Call for free-school champions to be stripped of charitable status over Tory 'bias'
The organisation set up to help groups start their own "free schools" should be stripped of its charitable status because its aims are too political, a major union conference will hear.
A motion tabled for the annual meeting of the TUC says the New Schools Network, which recently received #163;500,000 from the Government to promote the controversial policy, is too "overtly political" to be a charity.
The network, which describes itself as "independent", was set up over a year ago by Rachel Wolf, a former aide to Education Secretary Michael Gove, and has since been charged with overseeing applications for new schools from parents' and teachers' groups.
Another former special adviser to Mr Gove, Dominic Cummings, is also reported to be helping out on a voluntary basis.
Mystery surrounds the organisation's other sources of funding because it has refused to reveal the names of anonymous donors.
Campaigner for comprehensive schools Fiona Millar has already asked whether the charity will be able to give objective advice to parents, as organisations with a "vested drive" to remove education from local authorities are well represented among its advisers and trustees.
Sir Bruce Liddington, director of academy operator E-ACT, and Amanda Spielman, head of research and development at academy operator Ark Schools, sit on the board.
There are also concerns over the way in which the Government money was awarded to the charity.

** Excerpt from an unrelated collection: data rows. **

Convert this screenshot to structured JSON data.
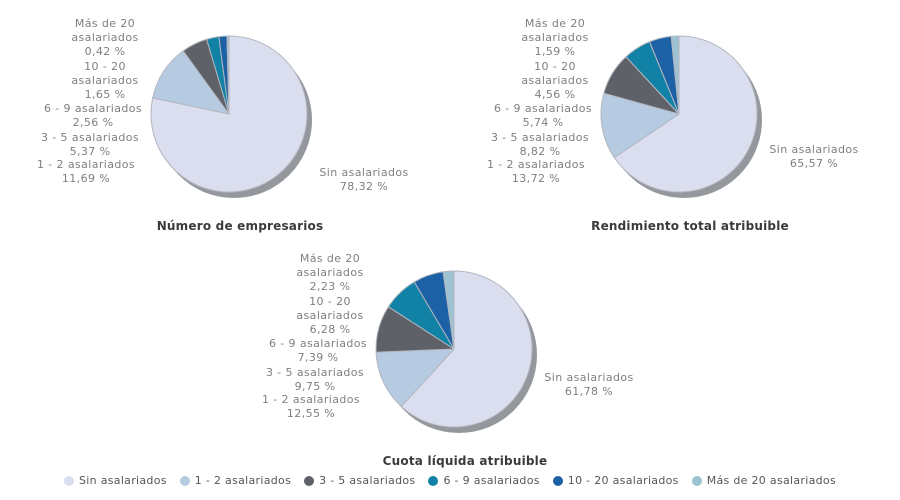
{
  "page": {
    "background": "#ffffff",
    "label_color": "#7f7f7f",
    "title_color": "#3b3b3b",
    "slice_stroke_color": "#b3b7c0",
    "shadow_color": "#94989c"
  },
  "legend": {
    "items": [
      {
        "label": "Sin asalariados",
        "color": "#dadeee"
      },
      {
        "label": "1 - 2 asalariados",
        "color": "#b6cbe2"
      },
      {
        "label": "3 - 5 asalariados",
        "color": "#5e6268"
      },
      {
        "label": "6 - 9 asalariados",
        "color": "#1182a6"
      },
      {
        "label": "10 - 20 asalariados",
        "color": "#1c60a6"
      },
      {
        "label": "Más de 20 asalariados",
        "color": "#9dc2d2"
      }
    ]
  },
  "chart_data": [
    {
      "type": "pie",
      "title": "Número de empresarios",
      "unit": "%",
      "start_angle": "top",
      "direction": "clockwise",
      "categories": [
        "Sin asalariados",
        "1 - 2 asalariados",
        "3 - 5 asalariados",
        "6 - 9 asalariados",
        "10 - 20 asalariados",
        "Más de 20 asalariados"
      ],
      "values": [
        78.32,
        11.69,
        5.37,
        2.56,
        1.65,
        0.42
      ],
      "callouts": [
        {
          "lines": [
            "Más de 20",
            "asalariados",
            "0,42 %"
          ]
        },
        {
          "lines": [
            "10 - 20",
            "asalariados",
            "1,65 %"
          ]
        },
        {
          "lines": [
            "6 - 9 asalariados",
            "2,56 %"
          ]
        },
        {
          "lines": [
            "3 - 5 asalariados",
            "5,37 %"
          ]
        },
        {
          "lines": [
            "1 - 2 asalariados",
            "11,69 %"
          ]
        },
        {
          "lines": [
            "Sin asalariados",
            "78,32 %"
          ]
        }
      ]
    },
    {
      "type": "pie",
      "title": "Rendimiento total atribuible",
      "unit": "%",
      "start_angle": "top",
      "direction": "clockwise",
      "categories": [
        "Sin asalariados",
        "1 - 2 asalariados",
        "3 - 5 asalariados",
        "6 - 9 asalariados",
        "10 - 20 asalariados",
        "Más de 20 asalariados"
      ],
      "values": [
        65.57,
        13.72,
        8.82,
        5.74,
        4.56,
        1.59
      ],
      "callouts": [
        {
          "lines": [
            "Más de 20",
            "asalariados",
            "1,59 %"
          ]
        },
        {
          "lines": [
            "10 - 20",
            "asalariados",
            "4,56 %"
          ]
        },
        {
          "lines": [
            "6 - 9 asalariados",
            "5,74 %"
          ]
        },
        {
          "lines": [
            "3 - 5 asalariados",
            "8,82 %"
          ]
        },
        {
          "lines": [
            "1 - 2 asalariados",
            "13,72 %"
          ]
        },
        {
          "lines": [
            "Sin asalariados",
            "65,57 %"
          ]
        }
      ]
    },
    {
      "type": "pie",
      "title": "Cuota líquida atribuible",
      "unit": "%",
      "start_angle": "top",
      "direction": "clockwise",
      "categories": [
        "Sin asalariados",
        "1 - 2 asalariados",
        "3 - 5 asalariados",
        "6 - 9 asalariados",
        "10 - 20 asalariados",
        "Más de 20 asalariados"
      ],
      "values": [
        61.78,
        12.55,
        9.75,
        7.39,
        6.28,
        2.23
      ],
      "callouts": [
        {
          "lines": [
            "Más de 20",
            "asalariados",
            "2,23 %"
          ]
        },
        {
          "lines": [
            "10 - 20",
            "asalariados",
            "6,28 %"
          ]
        },
        {
          "lines": [
            "6 - 9 asalariados",
            "7,39 %"
          ]
        },
        {
          "lines": [
            "3 - 5 asalariados",
            "9,75 %"
          ]
        },
        {
          "lines": [
            "1 - 2 asalariados",
            "12,55 %"
          ]
        },
        {
          "lines": [
            "Sin asalariados",
            "61,78 %"
          ]
        }
      ]
    }
  ]
}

A Freedom of Information Act request asking whether the Government knew if any of the charity's funders had a commercial interest in free schools has gone unanswered.
Mary Bousted, general secretary of the Association of Teachers and Lecturers, whose union put forward the motion to the TUC, said: "They have been given half a million pounds by this Government to go around brokering free schools and it's quite obvious that this organisation is absolutely hand-in-glove with the Conservative party.

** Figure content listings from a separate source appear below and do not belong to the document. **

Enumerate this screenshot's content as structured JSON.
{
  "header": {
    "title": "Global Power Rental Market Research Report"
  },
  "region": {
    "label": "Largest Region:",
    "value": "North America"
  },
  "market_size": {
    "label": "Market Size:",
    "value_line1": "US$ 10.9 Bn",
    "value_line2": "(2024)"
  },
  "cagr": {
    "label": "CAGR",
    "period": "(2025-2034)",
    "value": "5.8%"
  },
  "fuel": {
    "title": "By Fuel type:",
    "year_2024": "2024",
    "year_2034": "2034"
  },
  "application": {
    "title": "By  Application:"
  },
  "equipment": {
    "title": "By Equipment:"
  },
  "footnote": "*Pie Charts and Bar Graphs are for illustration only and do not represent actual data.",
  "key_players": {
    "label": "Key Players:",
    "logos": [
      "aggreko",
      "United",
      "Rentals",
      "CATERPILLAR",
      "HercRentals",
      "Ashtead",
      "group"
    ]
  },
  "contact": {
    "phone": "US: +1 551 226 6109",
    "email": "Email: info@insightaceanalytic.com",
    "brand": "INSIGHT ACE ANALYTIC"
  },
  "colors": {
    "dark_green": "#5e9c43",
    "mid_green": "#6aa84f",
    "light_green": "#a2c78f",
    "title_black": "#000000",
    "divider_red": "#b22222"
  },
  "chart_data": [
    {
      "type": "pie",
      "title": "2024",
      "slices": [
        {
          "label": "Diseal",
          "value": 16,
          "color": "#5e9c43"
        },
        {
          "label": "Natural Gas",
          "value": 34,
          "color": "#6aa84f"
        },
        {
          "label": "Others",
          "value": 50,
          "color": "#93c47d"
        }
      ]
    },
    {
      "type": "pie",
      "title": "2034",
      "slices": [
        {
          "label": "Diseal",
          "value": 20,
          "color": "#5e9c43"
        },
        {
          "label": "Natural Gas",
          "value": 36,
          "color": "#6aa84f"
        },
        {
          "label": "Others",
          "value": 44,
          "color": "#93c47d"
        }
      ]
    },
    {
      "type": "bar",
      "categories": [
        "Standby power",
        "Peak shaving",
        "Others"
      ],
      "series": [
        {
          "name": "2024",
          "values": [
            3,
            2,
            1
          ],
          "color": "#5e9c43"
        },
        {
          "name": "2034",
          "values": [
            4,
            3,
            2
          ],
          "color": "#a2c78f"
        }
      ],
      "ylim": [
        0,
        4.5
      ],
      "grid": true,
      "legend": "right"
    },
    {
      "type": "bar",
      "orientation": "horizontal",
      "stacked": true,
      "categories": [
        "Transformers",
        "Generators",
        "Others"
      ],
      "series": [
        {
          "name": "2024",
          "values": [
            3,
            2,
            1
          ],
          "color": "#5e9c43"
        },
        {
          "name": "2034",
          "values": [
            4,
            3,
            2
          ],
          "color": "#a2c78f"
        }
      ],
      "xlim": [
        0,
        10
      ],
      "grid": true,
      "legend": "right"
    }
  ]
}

"Michael Gove and Rachel Wolf say the schools will be set up and run by teachers and parents, but what will happen is private companies will come in and make a profit."
Hank Roberts, an anti-academies campaigner, said it was an "outrageous situation" that a charity was allowed to be engaged in an "overtly political agenda".

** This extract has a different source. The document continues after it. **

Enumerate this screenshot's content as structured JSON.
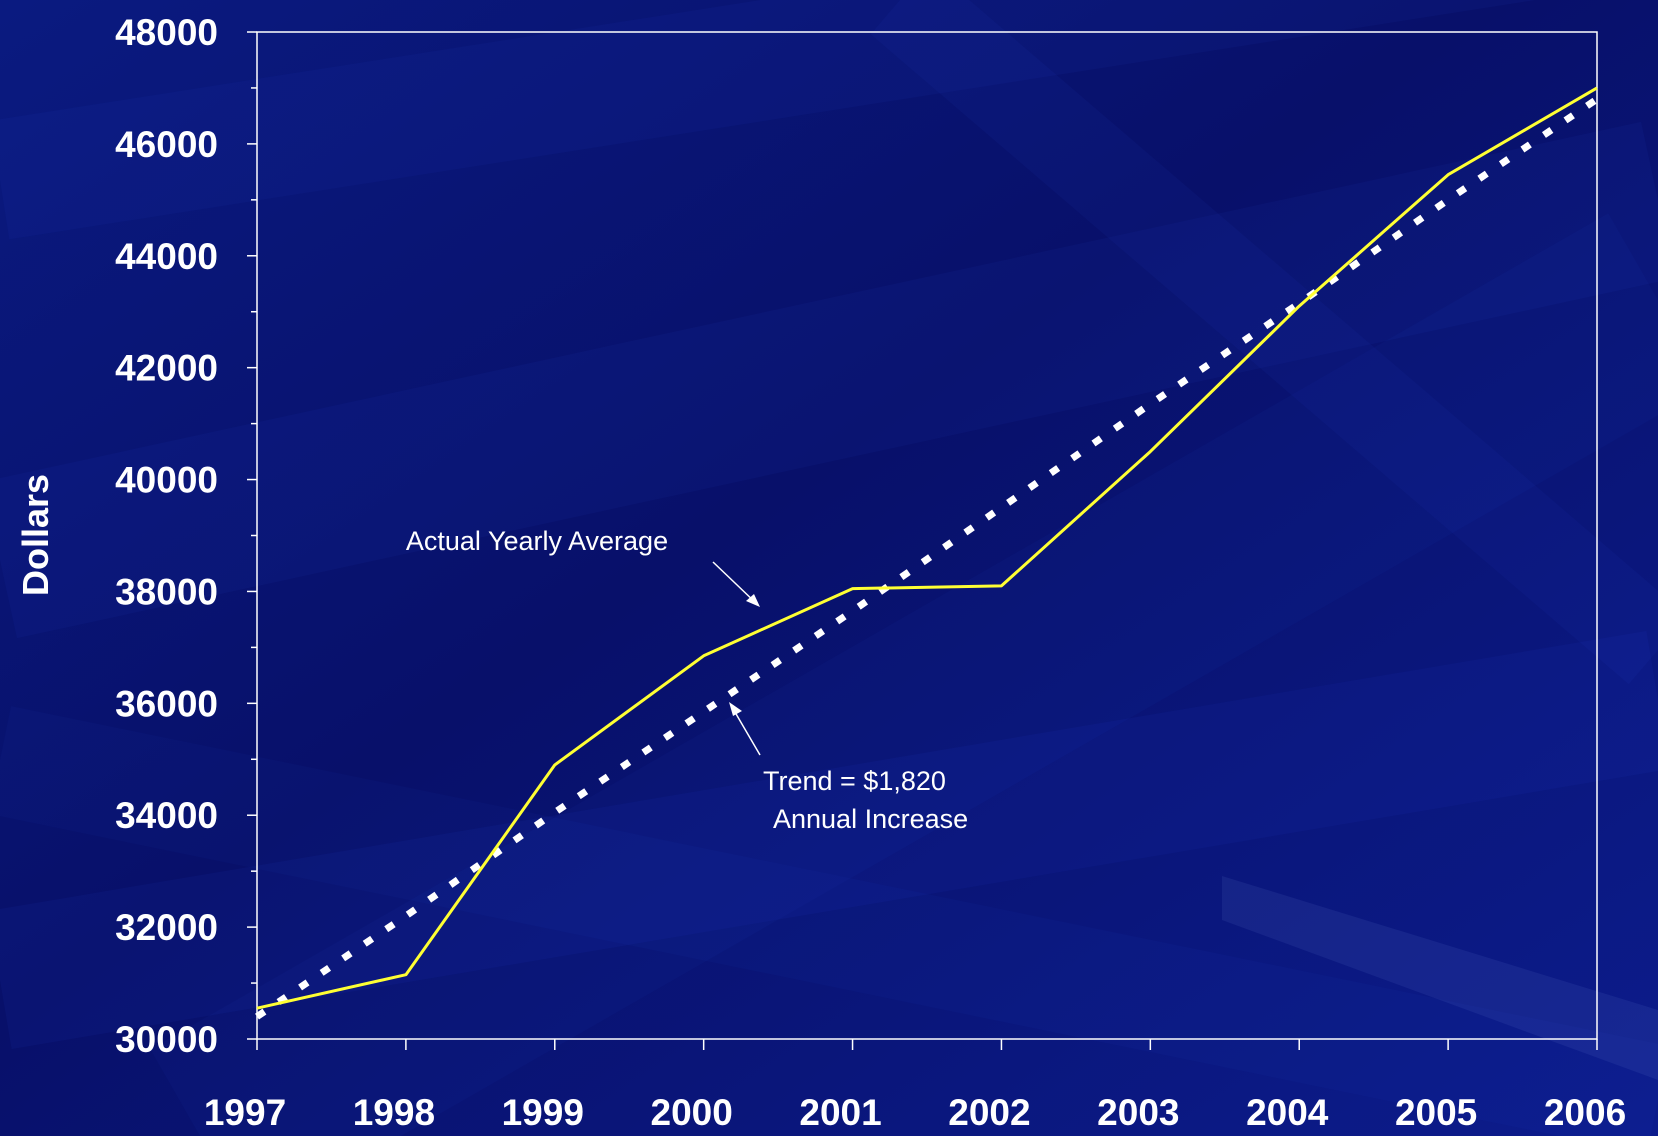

Ms Wolf responded to the accusations by saying the charity was non-partisan and dedicated to helping children, particularly in poorer areas, to get a good school.
"It is a shame that some union leaderships seem unable to see educational improvement outside the prism of party politics," she said.
A spokesman for the Department for Education said: "New Schools Network is a charity like numerous others that the Department has relationships with. Any grants will be made in accordance with the standard rules."
700 - Expressions of interest in setting up schools made by June 2010
50% - Proportion of enquiries said to be from teachers
62 - Formal applications received
220,000 - Tory pre-election proposal of free schools to create over ten years.